I am trying to understand 0CDV from the Stacks Project, whose slogan is the title of this post.
The proof invokes two different results and supposedly one can deduce the result from any of them. I am interesting on how to use the second one, 035Q (3), to show the statement. The proof follows from this “because $\coprod Z_i\to X$ is integral and locally birational (as $X$ is reduced and has locally finitely many irreducible components).” If we assume $\coprod Z_i\to X$ is integral and locally birational I know how to conclude: 035Q, (3) gives a factorization $X^\nu\to\coprod Z_i\to X$, and $X^\nu\to\coprod Z_i$ is the normalization of $\coprod Z_i$. By taking the inverse image of each $Z_i$ in the latter morphism and applying 035K, the result follows.
My question is: why is $\coprod Z_i\to X$ locally birational? (I know how to see that it is integral.)

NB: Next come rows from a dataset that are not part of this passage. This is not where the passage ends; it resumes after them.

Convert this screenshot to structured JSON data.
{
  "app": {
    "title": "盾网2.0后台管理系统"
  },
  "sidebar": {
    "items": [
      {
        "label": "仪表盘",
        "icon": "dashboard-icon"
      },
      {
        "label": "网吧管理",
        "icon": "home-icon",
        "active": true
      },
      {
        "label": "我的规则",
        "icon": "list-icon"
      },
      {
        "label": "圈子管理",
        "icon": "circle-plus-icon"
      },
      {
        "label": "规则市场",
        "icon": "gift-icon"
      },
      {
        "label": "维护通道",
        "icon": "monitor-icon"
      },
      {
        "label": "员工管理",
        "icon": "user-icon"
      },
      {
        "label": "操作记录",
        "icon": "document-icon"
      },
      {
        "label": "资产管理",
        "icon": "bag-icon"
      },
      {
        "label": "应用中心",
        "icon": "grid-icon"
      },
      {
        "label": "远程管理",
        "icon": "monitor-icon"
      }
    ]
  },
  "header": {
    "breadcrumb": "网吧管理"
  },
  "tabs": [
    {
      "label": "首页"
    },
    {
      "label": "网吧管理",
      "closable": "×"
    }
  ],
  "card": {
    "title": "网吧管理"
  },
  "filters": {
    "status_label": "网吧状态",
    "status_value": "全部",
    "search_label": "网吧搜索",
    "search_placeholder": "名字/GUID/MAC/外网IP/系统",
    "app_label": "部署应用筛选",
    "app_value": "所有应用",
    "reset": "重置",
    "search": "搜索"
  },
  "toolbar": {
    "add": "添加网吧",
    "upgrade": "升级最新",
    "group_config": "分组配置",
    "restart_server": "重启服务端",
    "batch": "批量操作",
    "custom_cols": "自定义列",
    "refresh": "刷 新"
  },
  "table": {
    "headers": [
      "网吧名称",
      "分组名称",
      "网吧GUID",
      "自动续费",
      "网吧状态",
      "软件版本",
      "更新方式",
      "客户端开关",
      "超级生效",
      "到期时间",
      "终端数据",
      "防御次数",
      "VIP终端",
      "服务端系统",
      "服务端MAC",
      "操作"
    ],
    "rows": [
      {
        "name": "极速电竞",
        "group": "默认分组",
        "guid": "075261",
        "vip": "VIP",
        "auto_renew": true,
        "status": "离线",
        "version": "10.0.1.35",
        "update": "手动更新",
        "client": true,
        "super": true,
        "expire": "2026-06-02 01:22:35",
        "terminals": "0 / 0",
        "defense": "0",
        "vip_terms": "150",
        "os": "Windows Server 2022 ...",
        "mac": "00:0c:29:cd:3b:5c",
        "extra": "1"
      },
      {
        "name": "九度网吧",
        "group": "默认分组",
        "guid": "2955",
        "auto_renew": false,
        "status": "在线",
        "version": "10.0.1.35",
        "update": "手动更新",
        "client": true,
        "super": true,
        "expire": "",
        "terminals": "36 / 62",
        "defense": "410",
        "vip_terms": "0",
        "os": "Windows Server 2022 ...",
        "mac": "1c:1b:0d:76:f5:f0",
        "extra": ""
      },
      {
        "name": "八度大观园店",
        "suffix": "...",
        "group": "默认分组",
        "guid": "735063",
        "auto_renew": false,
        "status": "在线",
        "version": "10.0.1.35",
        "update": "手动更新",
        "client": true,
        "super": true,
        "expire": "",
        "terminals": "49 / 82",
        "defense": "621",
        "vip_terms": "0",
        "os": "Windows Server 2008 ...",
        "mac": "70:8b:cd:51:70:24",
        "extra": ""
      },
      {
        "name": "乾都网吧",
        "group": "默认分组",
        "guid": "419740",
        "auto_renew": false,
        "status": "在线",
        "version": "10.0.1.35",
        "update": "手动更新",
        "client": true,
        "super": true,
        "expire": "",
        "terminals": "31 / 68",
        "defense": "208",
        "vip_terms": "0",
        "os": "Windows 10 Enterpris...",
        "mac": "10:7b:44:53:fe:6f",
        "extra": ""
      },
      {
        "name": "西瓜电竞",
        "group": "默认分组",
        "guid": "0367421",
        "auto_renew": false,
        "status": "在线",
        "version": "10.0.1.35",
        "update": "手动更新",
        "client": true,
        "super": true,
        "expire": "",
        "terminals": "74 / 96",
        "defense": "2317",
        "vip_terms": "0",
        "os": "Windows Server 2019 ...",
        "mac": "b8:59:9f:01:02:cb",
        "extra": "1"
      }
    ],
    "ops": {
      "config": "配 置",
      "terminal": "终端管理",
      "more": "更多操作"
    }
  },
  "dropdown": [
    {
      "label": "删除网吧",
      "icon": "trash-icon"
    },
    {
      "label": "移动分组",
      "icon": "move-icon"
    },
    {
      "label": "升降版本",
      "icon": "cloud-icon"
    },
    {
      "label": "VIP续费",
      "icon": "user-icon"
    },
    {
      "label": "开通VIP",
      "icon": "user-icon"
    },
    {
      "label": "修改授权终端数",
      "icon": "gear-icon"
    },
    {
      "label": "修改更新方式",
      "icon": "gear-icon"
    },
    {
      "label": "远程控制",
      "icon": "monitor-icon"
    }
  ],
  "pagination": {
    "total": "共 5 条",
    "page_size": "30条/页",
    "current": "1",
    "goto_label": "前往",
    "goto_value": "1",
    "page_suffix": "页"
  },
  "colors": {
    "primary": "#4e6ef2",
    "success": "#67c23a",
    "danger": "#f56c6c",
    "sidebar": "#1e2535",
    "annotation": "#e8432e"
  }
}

On the one hand, the morphism $\coprod Z_i\to X$ induces a bijection on irreducible components by construction. Let $Z\subset X$ be an irreducible component and let $\eta\in X$ be its generic point. Let $\mathcal{I}\subset\mathcal{O}_X$ be the ideal sheaf of sections that vanish on $Z$ (see 01J3). We must see that $\mathcal{O}_{X,\eta}\to\mathcal{O}_{\coprod Z_i,\eta}=\mathcal{O}_{Z,\eta}=\mathcal{O}_{X,\eta}/\mathcal{I}_\eta$ is an isomorphism, i.e., that $\mathcal{I}_\eta=0$. Let $U\subset X$ be a quasi-compact open neighborhood of $\eta$ (this is iff $Z$ meets $U$). Write $U=\bigcup_{\ell=1}^nU\cap Z_{i_\ell}$, where the $Z_{i_\ell}$ are the irreducible components of $X$ meeting $U$. We can suppose $Z_{i_1}=Z$. Then $F=\bigcup_{\ell=2}^n U\cap Z_{i_\ell}$ is a closed subset of $U$ and the open set $U\setminus F$ meets $U\cap Z$, i.e., $\eta\in U\setminus F$. Actually, $U\setminus F$ is a non-empty open subset contained in $U\cap Z$. Hence, $\mathcal{I}(U\setminus F)=0$, for $X$ is reduced; whence $\mathcal{I}_\eta=0$.